The buyer will want to ensure that they find out as much information as possible about your business so that they are able to make an informed decision. Ordinarily you will receive a legal due diligence questionnaire via your solicitor which will need to be completed accurately. Due to the introduction of GDPR, there is expected to be an increased emphasis on data protection compliance. The buyer’s adviser will be looking closely at the answers provided to identify whether the business has been complying. It is very important that your business can demonstrate compliance, as the buyer’s adviser will be highlighting the sanctions which can be imposed for non-compliance to the prospective buyer.
It would be most beneficial for you to identify the data processed and review the procedures that you have in place before you commence the sale process. We have the necessary expertise to assist you with this at Swayne Johnson, as our Commercial team regularly deal with business sales and we have the specialist knowledge to provide advice on GDPR.
The buyer will want to obtain certain information including but not limited to, the type of personal data processed, how the business collects and stores the data, whether appropriate records have been kept, whether a data protection officer has been appointed and whether there are any data processing agreements with third parties.
If you are able to demonstrate that your business has carefully considered the relevant requirements of GDPR it will be a relief to a prospective buyer.
Having the insight into your business will then enable us to assist you with answering the due diligence questionnaire.
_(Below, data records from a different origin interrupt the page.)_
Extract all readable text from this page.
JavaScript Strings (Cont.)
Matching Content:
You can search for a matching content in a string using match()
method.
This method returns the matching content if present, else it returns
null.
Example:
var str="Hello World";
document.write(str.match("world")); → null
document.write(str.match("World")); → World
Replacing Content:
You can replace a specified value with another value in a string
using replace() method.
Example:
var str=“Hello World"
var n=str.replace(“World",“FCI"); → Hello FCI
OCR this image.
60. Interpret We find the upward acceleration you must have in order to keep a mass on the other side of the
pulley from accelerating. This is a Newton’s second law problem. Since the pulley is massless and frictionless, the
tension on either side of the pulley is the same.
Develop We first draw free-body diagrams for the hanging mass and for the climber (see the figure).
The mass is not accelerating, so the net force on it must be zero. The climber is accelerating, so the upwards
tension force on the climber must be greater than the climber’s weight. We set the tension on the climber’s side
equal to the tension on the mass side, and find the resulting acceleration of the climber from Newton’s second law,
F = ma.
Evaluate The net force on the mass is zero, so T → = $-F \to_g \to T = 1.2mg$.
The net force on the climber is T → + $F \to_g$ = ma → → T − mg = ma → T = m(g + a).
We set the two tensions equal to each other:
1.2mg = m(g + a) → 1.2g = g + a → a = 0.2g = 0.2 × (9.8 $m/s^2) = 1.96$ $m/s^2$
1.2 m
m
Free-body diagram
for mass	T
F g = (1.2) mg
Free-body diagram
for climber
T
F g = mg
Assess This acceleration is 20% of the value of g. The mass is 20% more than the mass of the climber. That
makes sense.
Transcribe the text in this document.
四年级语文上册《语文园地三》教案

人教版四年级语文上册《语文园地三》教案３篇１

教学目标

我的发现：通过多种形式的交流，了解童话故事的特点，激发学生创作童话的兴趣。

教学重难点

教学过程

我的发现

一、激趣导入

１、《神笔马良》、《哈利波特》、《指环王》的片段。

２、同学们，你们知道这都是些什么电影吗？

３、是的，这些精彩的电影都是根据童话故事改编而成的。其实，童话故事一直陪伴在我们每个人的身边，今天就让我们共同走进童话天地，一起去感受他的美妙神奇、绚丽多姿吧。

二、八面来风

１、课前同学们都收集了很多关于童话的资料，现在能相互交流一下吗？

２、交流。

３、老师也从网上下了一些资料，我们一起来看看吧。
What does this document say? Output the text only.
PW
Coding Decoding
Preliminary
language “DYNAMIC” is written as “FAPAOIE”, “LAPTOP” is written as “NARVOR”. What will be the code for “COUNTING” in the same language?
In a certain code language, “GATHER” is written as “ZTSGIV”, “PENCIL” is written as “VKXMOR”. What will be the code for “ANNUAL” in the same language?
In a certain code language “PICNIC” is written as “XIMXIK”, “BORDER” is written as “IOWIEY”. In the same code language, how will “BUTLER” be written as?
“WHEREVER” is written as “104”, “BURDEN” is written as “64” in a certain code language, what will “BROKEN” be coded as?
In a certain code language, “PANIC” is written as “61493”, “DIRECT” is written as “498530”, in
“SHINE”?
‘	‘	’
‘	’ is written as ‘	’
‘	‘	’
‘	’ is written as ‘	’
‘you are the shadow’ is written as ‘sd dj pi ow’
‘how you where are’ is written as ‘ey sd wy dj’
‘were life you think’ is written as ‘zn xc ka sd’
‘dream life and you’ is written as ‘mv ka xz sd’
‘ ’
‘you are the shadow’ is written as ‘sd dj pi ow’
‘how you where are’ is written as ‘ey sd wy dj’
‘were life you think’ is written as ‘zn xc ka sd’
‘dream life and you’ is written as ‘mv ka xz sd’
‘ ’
We will be advising that the disclosure needs to be made in accordance with the lawfulness, fairness and transparency principle under the GDPR. It is highly likely that you will need to redact or anonymise personal data before providing it to the buyer. For example, information relating to employees and individual customers/clients and suppliers.
It is also anticipated that there will be more focus on the negotiations in respect of the data protection warranties, especially if the due diligence reveals that there are potential data protection liabilities. We are able to offer the necessary advice and provide you with an explanation in respect of your specific circumstances.